Integration with External Calendars
- Planner supports syncing with Google Calendar and Apple Calendar.
- Enables two-way updates.
- Helps catch conflicts early; e.g., moving a time block in GoodNotes reflects in digital calendar.
- Example scenario: reschedule club meeting; change inside planner auto-pushes to phone notification.
- Real-world benefit: single-source-of-truth for time management across devices.
Practical Tips & Philosophical Rationale
- Digital vs. Paper:
- Infinite undo, duplication, and hyperlinking not possible on paper.
- Eco-friendly (no physical waste) yet still allows handwriting (stylus) for cognitive retention benefits.
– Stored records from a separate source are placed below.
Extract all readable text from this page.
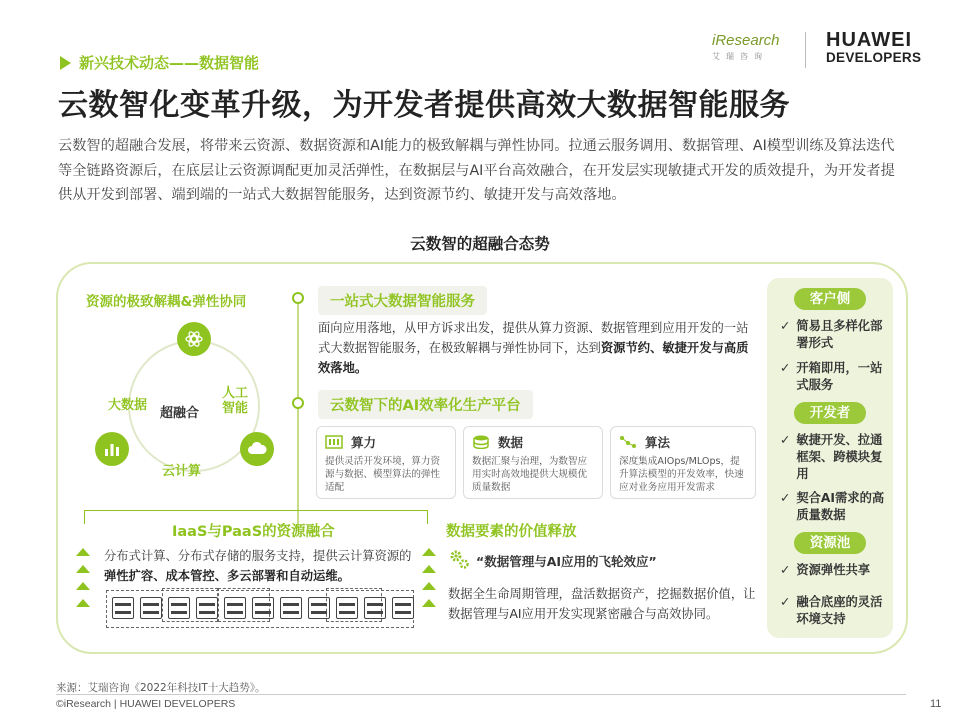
新兴技术动态——数据智能
iResearch
艾瑞咨询
HUAWEI
DEVELOPERS
云数智化变革升级，为开发者提供高效大数据智能服务
云数智的超融合发展，将带来云资源、数据资源和AI能力的极致解耦与弹性协同。拉通云服务调用、数据管理、AI模型训练及算法迭代等全链路资源后，在底层让云资源调配更加灵活弹性，在数据层与AI平台高效融合，在开发层实现敏捷式开发的质效提升，为开发者提供从开发到部署、端到端的一站式大数据智能服务，达到资源节约、敏捷开发与高效落地。
云数智的超融合态势
资源的极致解耦&弹性协同
大数据
人工
智能
云计算
超融合
一站式大数据智能服务
面向应用落地，从甲方诉求出发，提供从算力资源、数据管理到应用开发的一站式大数据智能服务，在极致解耦与弹性协同下，达到资源节约、敏捷开发与高质效落地。
云数智下的AI效率化生产平台
算力
提供灵活开发环境，算力资源与数据、模型算法的弹性适配
数据
数据汇聚与治理，为数智应用实时高效地提供大规模优质量数据
算法
深度集成AIOps/MLOps，提升算法模型的开发效率，快速应对业务应用开发需求
客户侧
✓ 简易且多样化部署形式
✓ 开箱即用，一站式服务
开发者
✓ 敏捷开发、拉通框架、跨模块复用
✓ 契合AI需求的高质量数据
资源池
✓ 资源弹性共享
✓ 融合底座的灵活环境支持
IaaS与PaaS的资源融合
分布式计算、分布式存储的服务支持，提供云计算资源的弹性扩容、成本管控、多云部署和自动运维。
数据要素的价值释放
“数据管理与AI应用的飞轮效应”
数据全生命周期管理，盘活数据资产，挖掘数据价值，让数据管理与AI应用开发实现紧密融合与高效协同。
来源：艾瑞咨询《2022年科技IT十大趋势》。
©iResearch | HUAWEI DEVELOPERS	11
- Custom Covers & Vision Boards:
- Personalization boosts intrinsic motivation (Self-Determination Theory: autonomy + relatedness).
- Monthly specificity:
- Aligns with SMART goal framework (Specific, Measurable, Achievable, Relevant, Time-bound).
- Hourly tracking encourages time-blocking, shown in productivity research to increase deep-work periods and reduce procrastination.
Key Numerical References (Wrapped in LaTeX)
- GoodNotes one-time cost: 10
- Speaker ownership duration: 5–6 years.
- Hourly schedule range: 6 AM → 11 PM.
- Sample date jumps: January 15, Week starting 20 January.
Connections & Further Learning
- Related previous content (implied): earlier iPad study videos improved speaker’s college life—mirror community pedagogy.
- Beyond academics: planner scales to career professionals, parents, freelancers.
- Ethical angle: sharing resources (link in bio) fosters community support & knowledge democratization.
- Suggested follow-up topics:
- Advanced GoodNotes features (OCR, sticker sets, handwriting search).
- Using Shortcuts app for automated planner backups.
- Comparative review: GoodNotes vs. Notability vs. Apple Freeform for planning.